Regression analysis controls for bank, CEO, and board characteristics (age, tenure, size, independence, and so forth) so that a proxy for bank earnings management—discretionary loan loss provisions—can be analyzed in isolation.

The authors also use two alternative measures of earnings management and investigate two additional hypotheses for the relationship.

What Are the Findings and Implications for Investors and Investment Professionals?

When banks employ one or two women as directors, these board members may be viewed as tokens or may lack the critical mass to have a substantial influence on the board. Once there are three female directors, or 20% of the board, critical mass has been reached and women have a greater influence. Banks whose boards have strong female representation tend to have lower levels of earnings management and loan loss provisions. This more conservative management can lead to higher stock price volatility and lower earnings growth. Lower levels of loan loss provisions and accounting accruals tend to lead to higher-quality earnings, fewer earnings restatements, and lower degrees of tax avoidance.

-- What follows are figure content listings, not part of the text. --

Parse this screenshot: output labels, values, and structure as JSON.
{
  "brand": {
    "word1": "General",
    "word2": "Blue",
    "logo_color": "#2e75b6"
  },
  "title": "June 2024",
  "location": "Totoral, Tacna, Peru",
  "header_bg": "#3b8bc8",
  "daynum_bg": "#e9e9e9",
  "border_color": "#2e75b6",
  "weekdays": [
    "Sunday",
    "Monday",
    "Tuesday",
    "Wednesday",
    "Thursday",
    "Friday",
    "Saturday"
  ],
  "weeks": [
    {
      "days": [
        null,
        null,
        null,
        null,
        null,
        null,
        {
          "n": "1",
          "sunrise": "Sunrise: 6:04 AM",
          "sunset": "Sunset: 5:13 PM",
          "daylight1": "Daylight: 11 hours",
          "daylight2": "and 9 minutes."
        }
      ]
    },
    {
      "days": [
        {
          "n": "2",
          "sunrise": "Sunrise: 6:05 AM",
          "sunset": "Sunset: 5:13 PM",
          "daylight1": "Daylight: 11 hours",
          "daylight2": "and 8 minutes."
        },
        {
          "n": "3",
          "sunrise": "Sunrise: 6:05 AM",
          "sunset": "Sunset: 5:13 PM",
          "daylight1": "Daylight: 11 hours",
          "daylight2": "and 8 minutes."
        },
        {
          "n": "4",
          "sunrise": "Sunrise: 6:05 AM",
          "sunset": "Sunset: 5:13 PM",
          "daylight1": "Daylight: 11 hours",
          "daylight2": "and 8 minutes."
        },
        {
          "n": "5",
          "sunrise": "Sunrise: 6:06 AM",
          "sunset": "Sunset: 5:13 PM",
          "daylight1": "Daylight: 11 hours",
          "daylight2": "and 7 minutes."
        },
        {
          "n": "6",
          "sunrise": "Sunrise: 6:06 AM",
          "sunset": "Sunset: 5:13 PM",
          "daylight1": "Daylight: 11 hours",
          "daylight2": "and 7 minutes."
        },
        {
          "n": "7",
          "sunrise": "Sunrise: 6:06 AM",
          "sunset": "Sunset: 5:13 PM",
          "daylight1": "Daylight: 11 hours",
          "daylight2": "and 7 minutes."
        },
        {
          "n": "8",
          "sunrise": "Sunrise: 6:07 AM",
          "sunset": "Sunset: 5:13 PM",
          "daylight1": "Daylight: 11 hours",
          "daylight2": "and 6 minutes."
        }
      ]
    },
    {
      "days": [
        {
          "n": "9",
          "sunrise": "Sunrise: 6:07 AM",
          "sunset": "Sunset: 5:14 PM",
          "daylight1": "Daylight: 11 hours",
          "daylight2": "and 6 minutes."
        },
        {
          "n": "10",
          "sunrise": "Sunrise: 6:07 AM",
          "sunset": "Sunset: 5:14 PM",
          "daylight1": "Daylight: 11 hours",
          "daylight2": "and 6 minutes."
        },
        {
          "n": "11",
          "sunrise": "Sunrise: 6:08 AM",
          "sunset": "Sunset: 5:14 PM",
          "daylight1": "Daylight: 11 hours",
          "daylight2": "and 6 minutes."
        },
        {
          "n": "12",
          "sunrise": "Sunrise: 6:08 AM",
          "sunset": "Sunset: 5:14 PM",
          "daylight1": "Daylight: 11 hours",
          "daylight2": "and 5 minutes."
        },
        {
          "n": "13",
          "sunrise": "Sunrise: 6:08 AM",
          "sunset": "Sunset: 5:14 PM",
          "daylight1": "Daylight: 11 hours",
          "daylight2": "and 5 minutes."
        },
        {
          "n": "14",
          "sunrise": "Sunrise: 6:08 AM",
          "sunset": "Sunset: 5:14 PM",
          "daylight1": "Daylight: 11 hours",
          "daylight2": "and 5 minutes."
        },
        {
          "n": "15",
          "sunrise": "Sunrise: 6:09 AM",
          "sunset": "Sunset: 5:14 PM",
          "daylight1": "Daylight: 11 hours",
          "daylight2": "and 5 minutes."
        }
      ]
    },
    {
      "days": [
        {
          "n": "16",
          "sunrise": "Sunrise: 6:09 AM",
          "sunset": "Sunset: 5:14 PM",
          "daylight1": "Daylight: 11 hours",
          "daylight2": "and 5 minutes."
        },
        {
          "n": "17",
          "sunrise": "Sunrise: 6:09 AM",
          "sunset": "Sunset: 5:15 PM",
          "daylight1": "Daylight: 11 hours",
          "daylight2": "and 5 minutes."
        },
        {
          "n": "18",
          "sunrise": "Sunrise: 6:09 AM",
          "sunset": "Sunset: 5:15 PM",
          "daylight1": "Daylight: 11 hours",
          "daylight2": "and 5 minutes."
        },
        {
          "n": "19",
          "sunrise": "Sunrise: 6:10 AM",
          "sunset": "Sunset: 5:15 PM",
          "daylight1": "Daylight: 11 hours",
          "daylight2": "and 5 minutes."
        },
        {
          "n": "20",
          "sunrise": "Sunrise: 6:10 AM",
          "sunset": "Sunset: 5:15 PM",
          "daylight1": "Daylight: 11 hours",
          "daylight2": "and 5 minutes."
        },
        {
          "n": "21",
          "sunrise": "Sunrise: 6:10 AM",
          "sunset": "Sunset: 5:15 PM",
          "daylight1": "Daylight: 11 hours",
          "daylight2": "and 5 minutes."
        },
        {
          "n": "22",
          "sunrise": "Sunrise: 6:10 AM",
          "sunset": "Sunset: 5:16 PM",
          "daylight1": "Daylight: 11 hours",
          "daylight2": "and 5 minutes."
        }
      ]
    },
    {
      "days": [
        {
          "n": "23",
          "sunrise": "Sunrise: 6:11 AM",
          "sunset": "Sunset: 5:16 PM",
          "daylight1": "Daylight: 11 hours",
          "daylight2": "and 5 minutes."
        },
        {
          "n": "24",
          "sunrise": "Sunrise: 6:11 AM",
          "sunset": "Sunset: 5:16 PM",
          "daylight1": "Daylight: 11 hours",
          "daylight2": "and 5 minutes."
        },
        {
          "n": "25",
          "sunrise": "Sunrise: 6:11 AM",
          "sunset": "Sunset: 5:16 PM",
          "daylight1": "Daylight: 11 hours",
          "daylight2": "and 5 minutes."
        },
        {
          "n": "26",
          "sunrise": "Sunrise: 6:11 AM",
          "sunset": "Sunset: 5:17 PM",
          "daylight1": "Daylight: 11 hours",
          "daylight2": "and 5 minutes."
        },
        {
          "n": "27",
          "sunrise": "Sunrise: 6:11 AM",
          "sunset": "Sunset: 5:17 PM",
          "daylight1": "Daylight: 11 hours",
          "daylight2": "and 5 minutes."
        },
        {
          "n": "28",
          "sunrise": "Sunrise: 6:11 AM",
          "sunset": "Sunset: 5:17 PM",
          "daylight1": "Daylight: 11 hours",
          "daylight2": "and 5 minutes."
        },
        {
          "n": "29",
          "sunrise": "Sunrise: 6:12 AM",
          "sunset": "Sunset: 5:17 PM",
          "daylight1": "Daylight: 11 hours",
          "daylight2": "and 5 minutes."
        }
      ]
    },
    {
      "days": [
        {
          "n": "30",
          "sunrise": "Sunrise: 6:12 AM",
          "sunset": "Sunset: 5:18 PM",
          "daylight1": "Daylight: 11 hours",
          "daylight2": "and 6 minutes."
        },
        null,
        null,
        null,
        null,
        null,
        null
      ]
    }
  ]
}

The authors’ principal finding is that a bank board needs to add at least three women to experience a real change in earnings management. They even encourage banks without the financial means to expand their boards sufficiently to hold off hiring any women until the board can add at least this number, because lower numbers were associated with even greater earnings management in their study. They point to prior research on tokenism and critical mass to explain why this result might be the case.

Women’s influence also seems greater when they occupy positions on important committees—such as audit or nomination committees rather than the compensation committee, for example. Women who have more board experience (e.g., multiple appointments) or longer tenure, however, risk becoming enculturated in a “man’s world” or becoming too busy to monitor earnings as effectively as newer, independent female directors who are less burdened.